Then you would miss your recordings, lol.


----------



## Guest (Apr 5, 2003)

Looks like the monthly equipment maintenance fees are going to be worth the expense afterall. 

A new (or refurbished) 721 every 3 moths.

Its a low-tech solution, but it works!

Has anyone tried Dynamat (http://www.dynamat.com) insulation?


----------



## Guest (Apr 5, 2003)

I just can't accept that hd spindown can't be done. I have a linux box (PC104) running with 16M RAM with the normal Linux processes (including X). I can make the hd spindown and stay down, except when cron kicks off the log cleanning process.

Granted that the 721 is a bit more than a linux box, but...

operating system and swap space - Linux does not need access to HD all the time.
pvr events and timers - A smart sleep algorithm can handle this. A menu item allowing a user to specify "quiet" time where no timers are allowed may be acceptable. 
favorites - ignore during "soft-off

If E* can put together the 721, they can go the extra step and polish the thing off. Its the little things that matter.


----------



## Jacob S (Apr 14, 2002)

Yeah, the only good thing about the Dish PVRs going bad is that you get a new one every so many months. Pay the $1.99 a month extended warranty and you get to have it replaced for now on.

I personally think that sometimes it is just plain better to have one good solid receiver that will not keep going bad that is reliable and works better.
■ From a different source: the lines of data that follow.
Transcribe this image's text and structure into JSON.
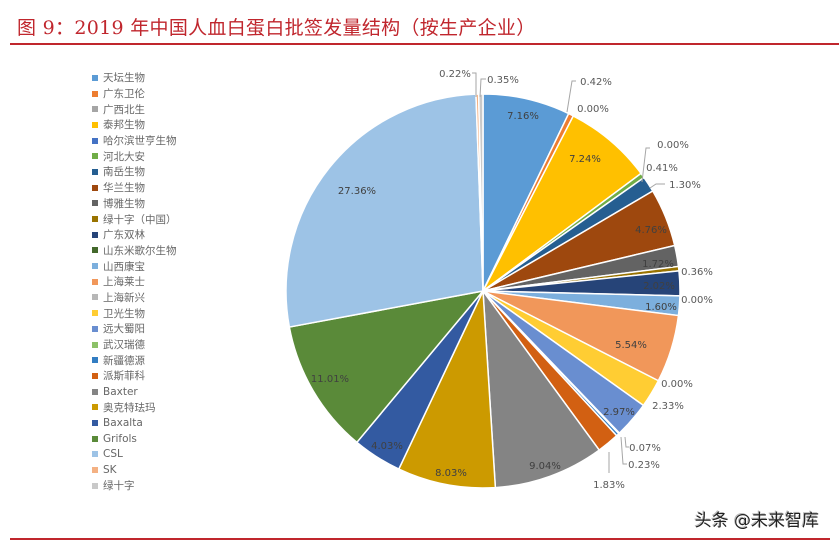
{
  "title": "图 9：2019 年中国人血白蛋白批签发量结构（按生产企业）",
  "watermark": "头条 @未来智库",
  "chart_data": {
    "type": "pie",
    "title": "图 9：2019 年中国人血白蛋白批签发量结构（按生产企业）",
    "unit": "%",
    "start_angle": "12 o'clock, clockwise",
    "legend_position": "left",
    "categories": [
      "天坛生物",
      "广东卫伦",
      "广西北生",
      "泰邦生物",
      "哈尔滨世亨生物",
      "河北大安",
      "南岳生物",
      "华兰生物",
      "博雅生物",
      "绿十字（中国）",
      "广东双林",
      "山东米歌尔生物",
      "山西康宝",
      "上海莱士",
      "上海新兴",
      "卫光生物",
      "远大蜀阳",
      "武汉瑞德",
      "新疆德源",
      "派斯菲科",
      "Baxter",
      "奥克特珐玛",
      "Baxalta",
      "Grifols",
      "CSL",
      "SK",
      "绿十字"
    ],
    "values": [
      7.16,
      0.42,
      0.0,
      7.24,
      0.0,
      0.41,
      1.3,
      4.76,
      1.72,
      0.36,
      2.02,
      0.0,
      1.6,
      5.54,
      0.0,
      2.33,
      2.97,
      0.07,
      0.23,
      1.83,
      9.04,
      8.03,
      4.03,
      11.01,
      27.36,
      0.22,
      0.35
    ],
    "labels": [
      "7.16%",
      "0.42%",
      "0.00%",
      "7.24%",
      "0.00%",
      "0.41%",
      "1.30%",
      "4.76%",
      "1.72%",
      "0.36%",
      "2.02%",
      "0.00%",
      "1.60%",
      "5.54%",
      "0.00%",
      "2.33%",
      "2.97%",
      "0.07%",
      "0.23%",
      "1.83%",
      "9.04%",
      "8.03%",
      "4.03%",
      "11.01%",
      "27.36%",
      "0.22%",
      "0.35%"
    ],
    "colors": [
      "#5b9bd5",
      "#ed7d31",
      "#a5a5a5",
      "#ffc000",
      "#4472c4",
      "#70ad47",
      "#255e91",
      "#9e480e",
      "#636363",
      "#997300",
      "#264478",
      "#43682b",
      "#7cafdd",
      "#f1975a",
      "#b7b7b7",
      "#ffcd33",
      "#698ed0",
      "#8cc168",
      "#327dc2",
      "#d26012",
      "#848484",
      "#cc9a00",
      "#335aa1",
      "#5a8a39",
      "#9dc3e6",
      "#f4b183",
      "#c9c9c9"
    ]
  }
}
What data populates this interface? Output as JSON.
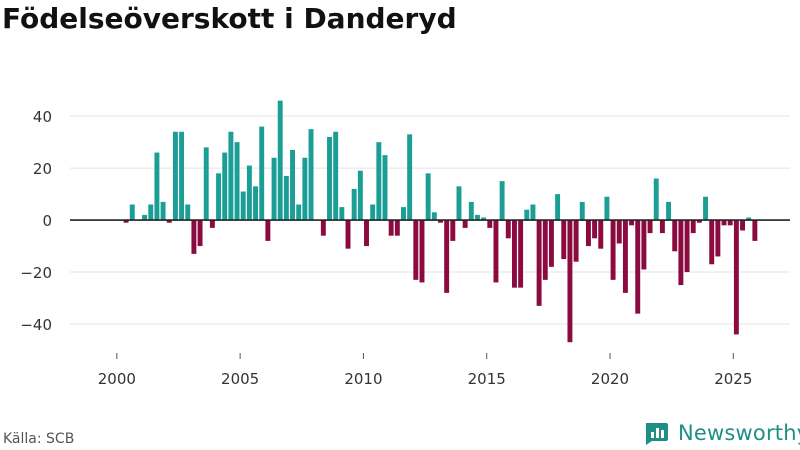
{
  "chart_data": {
    "type": "bar",
    "title": "Födelseöverskott i Danderyd",
    "xlabel": "",
    "ylabel": "",
    "xlim": [
      1998.1,
      2027.3
    ],
    "ylim": [
      -50,
      52
    ],
    "y_ticks": [
      -40,
      -20,
      0,
      20,
      40
    ],
    "y_tick_labels": [
      "−40",
      "−20",
      "0",
      "20",
      "40"
    ],
    "x_ticks": [
      2000,
      2005,
      2010,
      2015,
      2020,
      2025
    ],
    "x_tick_labels": [
      "2000",
      "2005",
      "2010",
      "2015",
      "2020",
      "2025"
    ],
    "grid": true,
    "legend": "none",
    "positive_color": "#1a9e96",
    "negative_color": "#8b0a3f",
    "start": "2000 Q1",
    "frequency": "quarterly",
    "values": [
      0,
      -1,
      6,
      0,
      2,
      6,
      26,
      7,
      -1,
      34,
      34,
      6,
      -13,
      -10,
      28,
      -3,
      18,
      26,
      34,
      30,
      11,
      21,
      13,
      36,
      -8,
      24,
      46,
      17,
      27,
      6,
      24,
      35,
      0,
      -6,
      32,
      34,
      5,
      -11,
      12,
      19,
      -10,
      6,
      30,
      25,
      -6,
      -6,
      5,
      33,
      -23,
      -24,
      18,
      3,
      -1,
      -28,
      -8,
      13,
      -3,
      7,
      2,
      1,
      -3,
      -24,
      15,
      -7,
      -26,
      -26,
      4,
      6,
      -33,
      -23,
      -18,
      10,
      -15,
      -47,
      -16,
      7,
      -10,
      -7,
      -11,
      9,
      -23,
      -9,
      -28,
      -2,
      -36,
      -19,
      -5,
      16,
      -5,
      7,
      -12,
      -25,
      -20,
      -5,
      -1,
      9,
      -17,
      -14,
      -2,
      -2,
      -44,
      -4,
      1,
      -8
    ]
  },
  "footer": {
    "source": "Källa: SCB",
    "brand": "Newsworthy",
    "brand_icon": "newsworthy-logo-icon"
  }
}
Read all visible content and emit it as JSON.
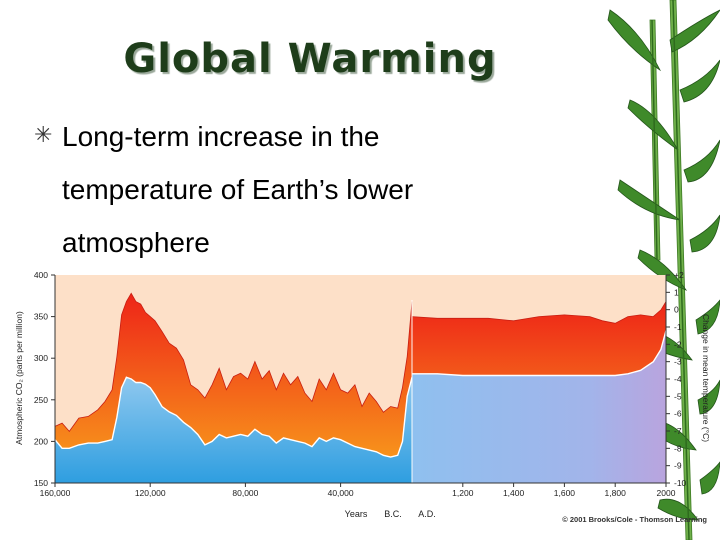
{
  "slide": {
    "title": "Global Warming",
    "bullet": "Long-term increase in the temperature of Earth’s lower atmosphere",
    "bullet_icon": "asterisk-bullet-icon"
  },
  "colors": {
    "title": "#1e3d1a",
    "co2_band": "#f02a1a",
    "temperature_band": "#45a8e6",
    "background": "#fde0c8",
    "bamboo": "#3f8a2a"
  },
  "chart_data": {
    "type": "area",
    "ylabel": "Atmospheric CO₂ (parts per million)",
    "y2label": "Change in mean temperature (°C)",
    "xlabel": "Years",
    "era_labels": [
      "B.C.",
      "A.D."
    ],
    "copyright": "© 2001 Brooks/Cole - Thomson Learning",
    "ylim": [
      150,
      400
    ],
    "y_ticks": [
      "400",
      "350",
      "300",
      "250",
      "200",
      "150"
    ],
    "y2lim": [
      -10,
      2
    ],
    "y2_ticks": [
      "+2",
      "1",
      "0",
      "-1",
      "-2",
      "-3",
      "-4",
      "-5",
      "-6",
      "-7",
      "-8",
      "-9",
      "-10"
    ],
    "x_ticks_bc": [
      "160,000",
      "120,000",
      "80,000",
      "40,000"
    ],
    "x_ticks_ad": [
      "1,200",
      "1,400",
      "1,600",
      "1,800",
      "2000"
    ],
    "bc_xlim": [
      160000,
      10000
    ],
    "ad_xlim": [
      1000,
      2000
    ],
    "series": [
      {
        "segment": "bc",
        "co2_x": [
          160000,
          157000,
          154000,
          150000,
          146000,
          142000,
          139000,
          136000,
          134000,
          132000,
          130000,
          128000,
          126000,
          124000,
          122000,
          120000,
          118000,
          115000,
          112000,
          109000,
          106000,
          103000,
          100000,
          97000,
          94000,
          91000,
          88000,
          85000,
          82000,
          79000,
          76000,
          73000,
          70000,
          67000,
          64000,
          61000,
          58000,
          55000,
          52000,
          49000,
          46000,
          43000,
          40000,
          37000,
          34000,
          31000,
          28000,
          25000,
          22000,
          19000,
          16000,
          14000,
          12000,
          10000
        ],
        "co2_y": [
          218,
          222,
          212,
          228,
          230,
          238,
          248,
          262,
          302,
          352,
          368,
          378,
          368,
          365,
          355,
          350,
          345,
          332,
          318,
          312,
          298,
          268,
          262,
          252,
          268,
          288,
          262,
          278,
          282,
          275,
          296,
          275,
          285,
          262,
          282,
          268,
          278,
          258,
          248,
          275,
          262,
          282,
          262,
          258,
          268,
          242,
          258,
          248,
          235,
          242,
          240,
          265,
          302,
          368
        ],
        "temp_x": [
          160000,
          157000,
          154000,
          150000,
          146000,
          142000,
          139000,
          136000,
          134000,
          132000,
          130000,
          128000,
          126000,
          124000,
          122000,
          120000,
          118000,
          115000,
          112000,
          109000,
          106000,
          103000,
          100000,
          97000,
          94000,
          91000,
          88000,
          85000,
          82000,
          79000,
          76000,
          73000,
          70000,
          67000,
          64000,
          61000,
          58000,
          55000,
          52000,
          49000,
          46000,
          43000,
          40000,
          37000,
          34000,
          31000,
          28000,
          25000,
          22000,
          19000,
          16000,
          14000,
          12000,
          10000
        ],
        "temp_y": [
          -7.5,
          -8.0,
          -8.0,
          -7.8,
          -7.7,
          -7.7,
          -7.6,
          -7.5,
          -6.2,
          -4.5,
          -3.9,
          -4.0,
          -4.2,
          -4.2,
          -4.3,
          -4.5,
          -4.9,
          -5.6,
          -5.9,
          -6.1,
          -6.5,
          -6.8,
          -7.2,
          -7.8,
          -7.6,
          -7.2,
          -7.4,
          -7.3,
          -7.2,
          -7.3,
          -6.9,
          -7.2,
          -7.3,
          -7.7,
          -7.4,
          -7.5,
          -7.6,
          -7.7,
          -7.9,
          -7.4,
          -7.6,
          -7.4,
          -7.5,
          -7.7,
          -7.9,
          -8.0,
          -8.1,
          -8.2,
          -8.4,
          -8.5,
          -8.4,
          -7.6,
          -5.0,
          -3.9
        ]
      },
      {
        "segment": "ad",
        "co2_x": [
          1000,
          1100,
          1200,
          1300,
          1400,
          1500,
          1600,
          1700,
          1750,
          1800,
          1850,
          1900,
          1950,
          1980,
          2000
        ],
        "co2_y": [
          350,
          348,
          348,
          348,
          345,
          350,
          352,
          350,
          345,
          342,
          350,
          352,
          350,
          358,
          368
        ],
        "temp_x": [
          1000,
          1100,
          1200,
          1300,
          1400,
          1500,
          1600,
          1700,
          1750,
          1800,
          1850,
          1900,
          1950,
          1980,
          2000
        ],
        "temp_y": [
          -3.7,
          -3.7,
          -3.8,
          -3.8,
          -3.8,
          -3.8,
          -3.8,
          -3.8,
          -3.8,
          -3.8,
          -3.7,
          -3.5,
          -3.0,
          -2.3,
          -1.2
        ]
      }
    ]
  }
}
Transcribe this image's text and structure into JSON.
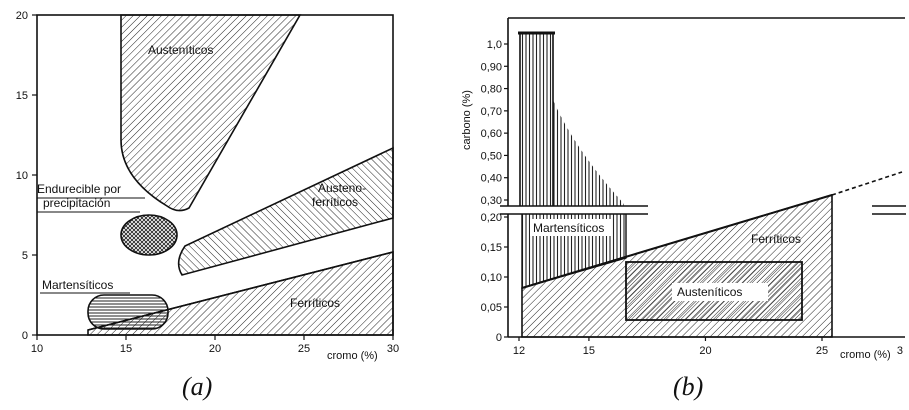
{
  "captions": {
    "a": "(a)",
    "b": "(b)"
  },
  "chart_data": [
    {
      "type": "area",
      "panel": "(a)",
      "xlabel": "cromo (%)",
      "ylabel": "",
      "xlim": [
        10,
        30
      ],
      "ylim": [
        0,
        20
      ],
      "x_ticks": [
        10,
        15,
        20,
        25,
        30
      ],
      "y_ticks": [
        0,
        5,
        10,
        15,
        20
      ],
      "grid": false,
      "regions": [
        {
          "name": "Austeníticos",
          "label_at": [
            17.5,
            17.9
          ]
        },
        {
          "name": "Austeno-ferríticos",
          "lines": [
            "Austeno-",
            "ferríticos"
          ],
          "label_at": [
            26.2,
            7.9
          ]
        },
        {
          "name": "Endurecible por precipitación",
          "lines": [
            "Endurecible por",
            "precipitación"
          ],
          "label_at": [
            14.2,
            8.7
          ]
        },
        {
          "name": "Martensíticos",
          "label_at": [
            13.5,
            3.1
          ]
        },
        {
          "name": "Ferríticos",
          "label_at": [
            25.0,
            2.0
          ]
        }
      ]
    },
    {
      "type": "area",
      "panel": "(b)",
      "xlabel": "cromo (%)",
      "ylabel": "carbono (%)",
      "xlim": [
        12,
        30
      ],
      "x_ticks": [
        12,
        15,
        20,
        25
      ],
      "x_tick_edge_label": "3",
      "y_ticks_lower": [
        "0",
        "0,05",
        "0,10",
        "0,15",
        "0,20"
      ],
      "y_ticks_upper": [
        "0,30",
        "0,40",
        "0,50",
        "0,60",
        "0,70",
        "0,80",
        "0,90",
        "1,0"
      ],
      "y_axis_broken": true,
      "grid": false,
      "ferritic_boundary": [
        [
          12.5,
          0.075
        ],
        [
          26.5,
          0.33
        ],
        [
          29.3,
          0.42
        ]
      ],
      "regions": [
        {
          "name": "Martensíticos",
          "label_at": [
            14.6,
            0.19
          ]
        },
        {
          "name": "Ferríticos",
          "label_at": [
            24.2,
            0.19
          ]
        },
        {
          "name": "Austeníticos",
          "x_range": [
            17.5,
            25.6
          ],
          "y_range": [
            0.025,
            0.13
          ],
          "label_at": [
            22.0,
            0.085
          ]
        }
      ]
    }
  ]
}
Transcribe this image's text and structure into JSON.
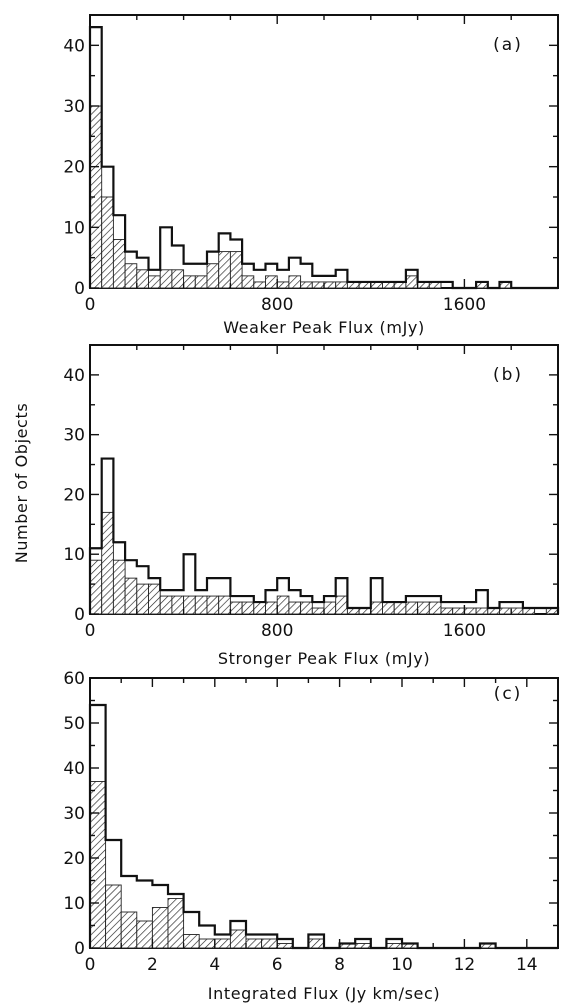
{
  "ylabel": "Number of Objects",
  "chart_data": [
    {
      "type": "bar",
      "panel_label": "(a)",
      "xlabel": "Weaker Peak Flux (mJy)",
      "xlim": [
        0,
        2000
      ],
      "ylim": [
        0,
        45
      ],
      "xticks": [
        0,
        800,
        1600
      ],
      "yticks": [
        0,
        10,
        20,
        30,
        40
      ],
      "bin_width": 50,
      "series": [
        {
          "name": "total",
          "values": [
            43,
            20,
            12,
            6,
            5,
            3,
            10,
            7,
            4,
            4,
            6,
            9,
            8,
            4,
            3,
            4,
            3,
            5,
            4,
            2,
            2,
            3,
            1,
            1,
            1,
            1,
            1,
            3,
            1,
            1,
            1,
            0,
            0,
            1,
            0,
            1,
            0,
            0,
            0,
            0
          ]
        },
        {
          "name": "hatched",
          "values": [
            30,
            15,
            8,
            4,
            3,
            2,
            3,
            3,
            2,
            2,
            4,
            6,
            6,
            2,
            1,
            2,
            1,
            2,
            1,
            1,
            1,
            1,
            1,
            1,
            1,
            1,
            1,
            2,
            1,
            1,
            0,
            0,
            0,
            1,
            0,
            1,
            0,
            0,
            0,
            0
          ]
        }
      ]
    },
    {
      "type": "bar",
      "panel_label": "(b)",
      "xlabel": "Stronger Peak Flux (mJy)",
      "xlim": [
        0,
        2000
      ],
      "ylim": [
        0,
        45
      ],
      "xticks": [
        0,
        800,
        1600
      ],
      "yticks": [
        0,
        10,
        20,
        30,
        40
      ],
      "bin_width": 50,
      "series": [
        {
          "name": "total",
          "values": [
            11,
            26,
            12,
            9,
            8,
            6,
            4,
            4,
            10,
            4,
            6,
            6,
            3,
            3,
            2,
            4,
            6,
            4,
            3,
            2,
            3,
            6,
            1,
            1,
            6,
            2,
            2,
            3,
            3,
            3,
            2,
            2,
            2,
            4,
            1,
            2,
            2,
            1,
            1,
            1
          ]
        },
        {
          "name": "hatched",
          "values": [
            9,
            17,
            9,
            6,
            5,
            5,
            3,
            3,
            3,
            3,
            3,
            3,
            2,
            2,
            2,
            2,
            3,
            2,
            2,
            1,
            2,
            3,
            1,
            1,
            2,
            2,
            2,
            2,
            2,
            2,
            1,
            1,
            1,
            1,
            1,
            1,
            1,
            1,
            0,
            1
          ]
        }
      ]
    },
    {
      "type": "bar",
      "panel_label": "(c)",
      "xlabel": "Integrated Flux (Jy km/sec)",
      "xlim": [
        0,
        15
      ],
      "ylim": [
        0,
        60
      ],
      "xticks": [
        0,
        2,
        4,
        6,
        8,
        10,
        12,
        14
      ],
      "yticks": [
        0,
        10,
        20,
        30,
        40,
        50,
        60
      ],
      "bin_width": 0.5,
      "series": [
        {
          "name": "total",
          "values": [
            54,
            24,
            16,
            15,
            14,
            12,
            8,
            5,
            3,
            6,
            3,
            3,
            2,
            0,
            3,
            0,
            1,
            2,
            0,
            2,
            1,
            0,
            0,
            0,
            0,
            1,
            0,
            0,
            0,
            0
          ]
        },
        {
          "name": "hatched",
          "values": [
            37,
            14,
            8,
            6,
            9,
            11,
            3,
            2,
            2,
            4,
            2,
            2,
            1,
            0,
            2,
            0,
            1,
            1,
            0,
            1,
            1,
            0,
            0,
            0,
            0,
            1,
            0,
            0,
            0,
            0
          ]
        }
      ]
    }
  ]
}
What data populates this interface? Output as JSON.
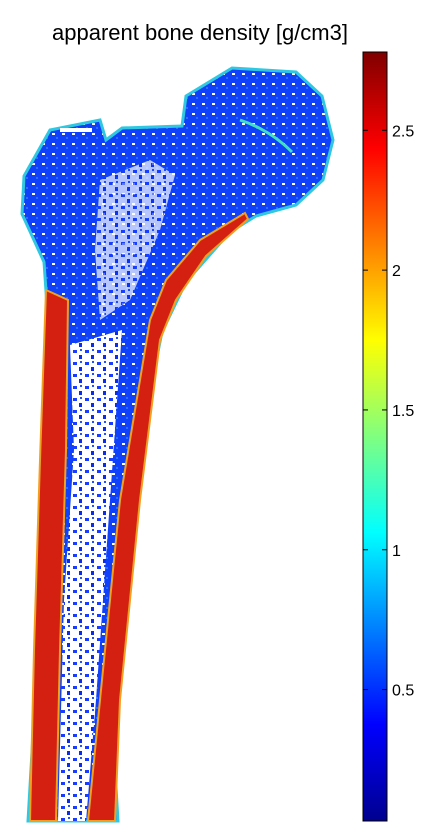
{
  "chart_data": {
    "type": "heatmap",
    "title": "apparent bone density [g/cm3]",
    "colorbar": {
      "colormap": "jet",
      "clim": [
        0.03,
        2.78
      ],
      "ticks": [
        0.5,
        1,
        1.5,
        2,
        2.5
      ]
    }
  }
}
Does Tivo or other PVR companies offer an extended warranty? I believe DirecTv offers one for $4.99 a month but does it cover the PVR receivers if you have them on the account and can you just add tem on the account later on and it cover it still just as you do with Dish?


----------



## Jerry Abbanat (Nov 26, 2002)

Doode: I bought and tried the Dynamat on my first 721 because, according to their claims, it should take care of the hard drive noise problem. I was very disappointed in its ability to quiet the 721. I also installed it on my regular computer, which has a rather loud fan, with similar results. I would save your money. It is also a ***** to get off as I found out when I took it off prior to returning my noisy unit.


----------



## dbronstein (Oct 21, 2002)

> _Originally posted by bsobel _
> *Darn. Scott, anyway of getting this onto the list of requests for 1.11? I just got a second 721 for the bedroom (literally installed it last night) and this morning we decided the 508 is going back in. Was just too loud with the drive on, and the fan spun up a number of times to cool the unit off (since the drive was on generating heat).
> 
> Really wanted 721 in that room, looks like it has to go to my home office until they add it  *


Why don't you just put it in another room and run the output back to the bedroom?

Dennis


----------



## Bob Haller (Mar 24, 2002)

My fera is that someone looks at PVR warrany costs and they jack up the price. 

They really should look at making them more reliable and adding a drive bay for easy drive replacing or something like that.


----------



## Jacob S (Apr 14, 2002)

I also think they should add a hard drive bay to where you can ''upgrade'' the hard drive or replace it in the future. Their receivers should be upgradable.


----------